Мама стояла перед высоким зеркалом, и на ней снова было то же самое платье, что и перед спектаклем. Ее шею охватывало жемчужное колье, но она была без серег.

— Что-нибудь не так, дорогая? Отчего такой шум? Ты не готова? Гости уже собираются, — сказал Папа.

— Пропала моя серьга, — сказала Мама. — Труда думает, что ее украла горничная. Я уронила ее в комнатах. Тебе надо что-нибудь предпринять. Ты должен позвонить в полицию.

У нее было холодное, сердитое лицо, не предвещающее ничего хорошего, лицо, при виде которого слуги разбегались в стороны, режиссеры бежали куда глаза глядят, а мы забивались в самую дальнюю комнату.

Один Папа не проявил ни малейших признаков беспокойства.

— Все в порядке, — спокойно сказал он. — Без серег ты выглядишь куда лучше. Да и вообще они для тебя слишком велики. Они портят впечатление от колье.

Он улыбнулся ей через комнату, мы видели, как она улыбнулась в ответ и на мгновение смягчилась. Затем она увидела Найэла, который стоял в дверях за Папой, бледный и точно онемевший.

— Это ты взял ее? — вдруг спросила Мама.
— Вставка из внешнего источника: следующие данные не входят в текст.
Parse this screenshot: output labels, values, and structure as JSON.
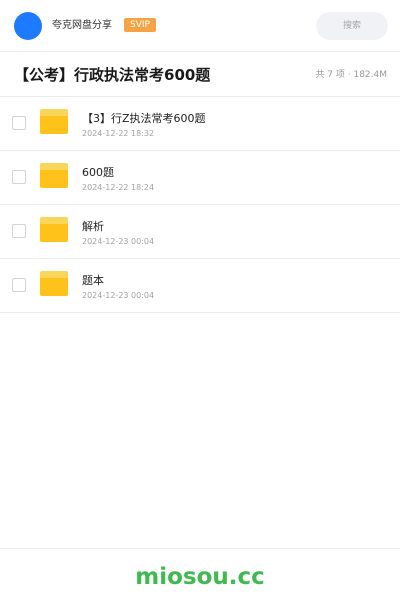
{
  "header": {
    "username": "夸克网盘分享",
    "badge": "SVIP",
    "search_placeholder": "搜索"
  },
  "folder": {
    "title": "【公考】行政执法常考600题",
    "meta": "共 7 项 · 182.4M"
  },
  "items": [
    {
      "name": "【3】行Z执法常考600题",
      "date": "2024-12-22 18:32"
    },
    {
      "name": "600题",
      "date": "2024-12-22 18:24"
    },
    {
      "name": "解析",
      "date": "2024-12-23 00:04"
    },
    {
      "name": "题本",
      "date": "2024-12-23 00:04"
    }
  ],
  "footer": {
    "brand": "miosou.cc",
    "brand_color": "#3fb950"
  },
  "colors": {
    "accent_blue": "#1e7bff",
    "svip_orange": "#f5a445",
    "folder_yellow": "#ffc21a"
  }
}
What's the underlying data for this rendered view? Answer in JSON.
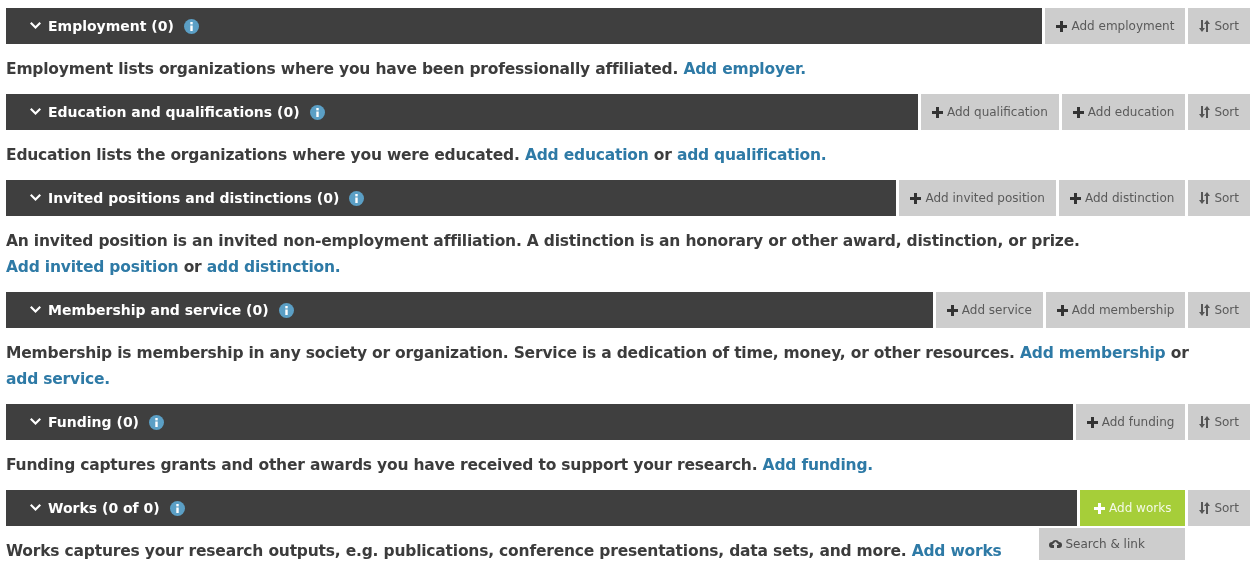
{
  "sections": [
    {
      "title": "Employment (0)",
      "expanded": true,
      "buttons": [
        {
          "kind": "add",
          "label": "Add employment"
        },
        {
          "kind": "sort",
          "label": "Sort"
        }
      ],
      "description": [
        {
          "text": "Employment lists organizations where you have been professionally affiliated. ",
          "link": false
        },
        {
          "text": "Add employer.",
          "link": true
        }
      ]
    },
    {
      "title": "Education and qualifications (0)",
      "expanded": true,
      "buttons": [
        {
          "kind": "add",
          "label": "Add qualification"
        },
        {
          "kind": "add",
          "label": "Add education"
        },
        {
          "kind": "sort",
          "label": "Sort"
        }
      ],
      "description": [
        {
          "text": "Education lists the organizations where you were educated. ",
          "link": false
        },
        {
          "text": "Add education",
          "link": true
        },
        {
          "text": " or ",
          "link": false
        },
        {
          "text": "add qualification.",
          "link": true
        }
      ]
    },
    {
      "title": "Invited positions and distinctions (0)",
      "expanded": true,
      "buttons": [
        {
          "kind": "add",
          "label": "Add invited position"
        },
        {
          "kind": "add",
          "label": "Add distinction"
        },
        {
          "kind": "sort",
          "label": "Sort"
        }
      ],
      "description": [
        {
          "text": "An invited position is an invited non-employment affiliation. A distinction is an honorary or other award, distinction, or prize. ",
          "link": false
        },
        {
          "text": "Add invited position",
          "link": true
        },
        {
          "text": " or ",
          "link": false
        },
        {
          "text": "add distinction.",
          "link": true
        }
      ]
    },
    {
      "title": "Membership and service (0)",
      "expanded": true,
      "buttons": [
        {
          "kind": "add",
          "label": "Add service"
        },
        {
          "kind": "add",
          "label": "Add membership"
        },
        {
          "kind": "sort",
          "label": "Sort"
        }
      ],
      "description": [
        {
          "text": "Membership is membership in any society or organization. Service is a dedication of time, money, or other resources. ",
          "link": false
        },
        {
          "text": "Add membership",
          "link": true
        },
        {
          "text": " or ",
          "link": false
        },
        {
          "text": "add service.",
          "link": true
        }
      ]
    },
    {
      "title": "Funding (0)",
      "expanded": true,
      "buttons": [
        {
          "kind": "add",
          "label": "Add funding"
        },
        {
          "kind": "sort",
          "label": "Sort"
        }
      ],
      "description": [
        {
          "text": "Funding captures grants and other awards you have received to support your research. ",
          "link": false
        },
        {
          "text": "Add funding.",
          "link": true
        }
      ]
    },
    {
      "title": "Works (0 of 0)",
      "expanded": true,
      "buttons": [
        {
          "kind": "primary",
          "label": "Add works",
          "menu": [
            {
              "label": "Search & link"
            }
          ]
        },
        {
          "kind": "sort",
          "label": "Sort"
        }
      ],
      "description": [
        {
          "text": "Works captures your research outputs, e.g. publications, conference presentations, data sets, and more. ",
          "link": false
        },
        {
          "text": "Add works",
          "link": true
        }
      ]
    }
  ]
}
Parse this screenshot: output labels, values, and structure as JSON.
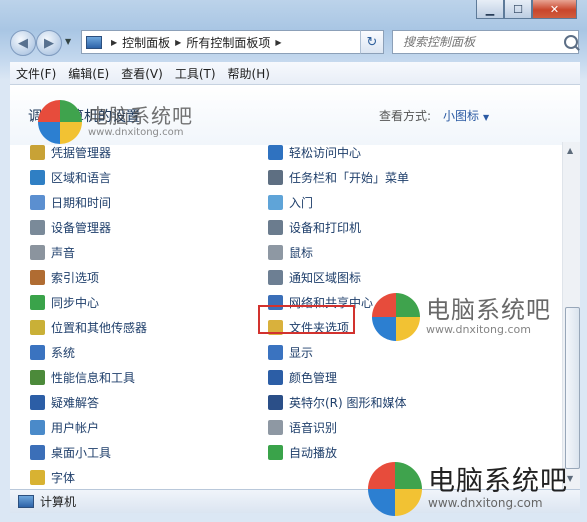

Пугающий, безошибочный инстинкт подсказал ей истину. Последовала короткая пауза, пауза, которая нам троим показалась вечностью.

— Нет, Мама, — ответил Найэл.

Мария почувствовала, что сердце готово выскочить у нее из груди. Пусть что-нибудь случится, молила она, пусть все будет хорошо. Пусть больше никто не сердится, пусть все любят друг друга.

— Ты говоришь правду, Найэл? — спросила Мама.

— Да, Мама, — сказал Найэл.

Мария бросила на него горящий взгляд. Конечно, он лжет. Серьгу взял Найэл, а потом, наверное, потерял или выбросил. И видя, как он стоит в своем матросском костюме, несчастный, одинокий, и ни в чем не признается, Мария почувствовала, что в ней нарастает безудержное, отчаянное желание оттолкнуть от него всех взрослых. Подумаешь, пропала какая-то серьга, неужели это так важно? Никто не имеет права причинять Найэлу боль, никто не имеет права прикасаться к Найэлу. Никто и никогда… кроме нее.